The government should never have opened it up to small bits of land like pony paddocks, but having done so there should be a sensible minimum which makes the administration worthwhile.

Any ceiling could discourage enterprise and make a lot of money for lawyers finding ways around it.

What is your policy for farming post-2013 – in other words, after the Single Payment Scheme?

There is little doubt there will be a form of direct payment after 2013 but budget constraints and a shift to the new members of the EU will reduce it from current levels.

We want more money put into rural development, especially to support investment in improving competitiveness.

It is essential that the rules apply across the EU, so we want increased compulsory modulation rather than voluntary modulation applied only in England and Portugal. We must have full decoupling for all products in all countries.

How should farmers be encouraged to promote wildlife?

The key to achieving real benefits for wildlife lies in encouraging farmers to work together on larger-scale schemes and by making some of the payment based on measurable but achievable outcomes such as the population of a target species.

The payments have to be re-examined to ensure they do reflect not only income foregone but also any additional expenditure.

We can only achieve lasting improvements if we recognise that conservation must be done by working with farmers not by working against them.

Nowhere is this more important than in the hills where stock are essential to maintain vegetation, so we will substantially increase the funding for upland schemes from within the RDP.

Should UK farmers be allowed to grow GM crops?

Any GM development must be properly assessed for both food and environmental safety.

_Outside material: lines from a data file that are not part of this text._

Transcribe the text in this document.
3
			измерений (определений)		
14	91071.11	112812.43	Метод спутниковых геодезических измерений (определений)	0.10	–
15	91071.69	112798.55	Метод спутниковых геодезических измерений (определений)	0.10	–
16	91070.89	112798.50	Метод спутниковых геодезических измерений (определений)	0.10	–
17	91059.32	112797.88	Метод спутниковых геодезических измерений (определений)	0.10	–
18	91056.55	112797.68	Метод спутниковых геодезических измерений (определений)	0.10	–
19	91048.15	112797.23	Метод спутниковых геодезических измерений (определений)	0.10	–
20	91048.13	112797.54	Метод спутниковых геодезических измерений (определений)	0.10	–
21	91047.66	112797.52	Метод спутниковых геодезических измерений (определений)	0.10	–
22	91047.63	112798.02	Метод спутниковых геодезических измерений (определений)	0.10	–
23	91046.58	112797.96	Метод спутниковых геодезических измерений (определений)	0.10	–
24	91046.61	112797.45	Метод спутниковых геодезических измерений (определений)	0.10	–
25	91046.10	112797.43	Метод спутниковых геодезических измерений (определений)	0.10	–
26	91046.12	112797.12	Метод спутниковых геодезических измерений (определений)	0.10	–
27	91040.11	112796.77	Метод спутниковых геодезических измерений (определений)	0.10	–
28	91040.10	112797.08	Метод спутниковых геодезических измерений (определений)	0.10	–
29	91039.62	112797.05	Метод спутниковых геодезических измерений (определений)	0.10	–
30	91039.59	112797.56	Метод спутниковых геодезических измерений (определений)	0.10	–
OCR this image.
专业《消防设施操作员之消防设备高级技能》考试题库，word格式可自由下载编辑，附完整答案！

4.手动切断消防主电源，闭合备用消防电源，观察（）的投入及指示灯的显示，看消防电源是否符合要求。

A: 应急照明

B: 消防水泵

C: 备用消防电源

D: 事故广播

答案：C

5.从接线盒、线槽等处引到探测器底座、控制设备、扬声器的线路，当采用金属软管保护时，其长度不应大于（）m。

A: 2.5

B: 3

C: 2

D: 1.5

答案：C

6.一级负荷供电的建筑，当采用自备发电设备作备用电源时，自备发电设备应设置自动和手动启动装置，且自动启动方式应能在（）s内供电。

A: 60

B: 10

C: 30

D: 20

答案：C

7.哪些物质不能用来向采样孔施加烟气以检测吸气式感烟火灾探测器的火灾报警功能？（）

Once cleared then they could be grown commercially as long as there are clear rules on crop separation and on the issue of liability if non-GM crops become cross-pollinated or mixed after harvest.

Whether a farmer then grows a crop will depend on whether a consumer is likely to buy it.

If you win power will you increase funding for research in food production and agriculture?

Good research is essential to step up food production without damaging the environment.

Extra funding can only come from cutting other spending within the context of serious restraint.

If we can find extra funds we will increase research but we will also want to ensure all existing research, whoever funds it is coordinated for maximum benefit.

Pesticides – do bystanders need additional protection? What’s your policy on this?

It is common courtesy to tell neighbouring residents if you are going to be spraying or, for that matter, muckspreading.

Legislation should only be used as a last resort if farmers do not follow the code and do not observe that courtesy.

I am though very concerned the recent EU changes to pesticides regulation may drive farmers out of some crops which we will then import from countries which still use chemicals which we have banned. I would try very hard to get the whole thing looked at again.

Will your government have a minister whose sole responsibility is agriculture?

David Cameron will structure his own government if he becomes Prime minister but we will ensure farming is strongly represented around the Cabinet table, which it is not at present.

Will you repeal the fox hunting ban?

We will provide the opportunity for the new House of Commons to repeal the ban with a free vote of MPs.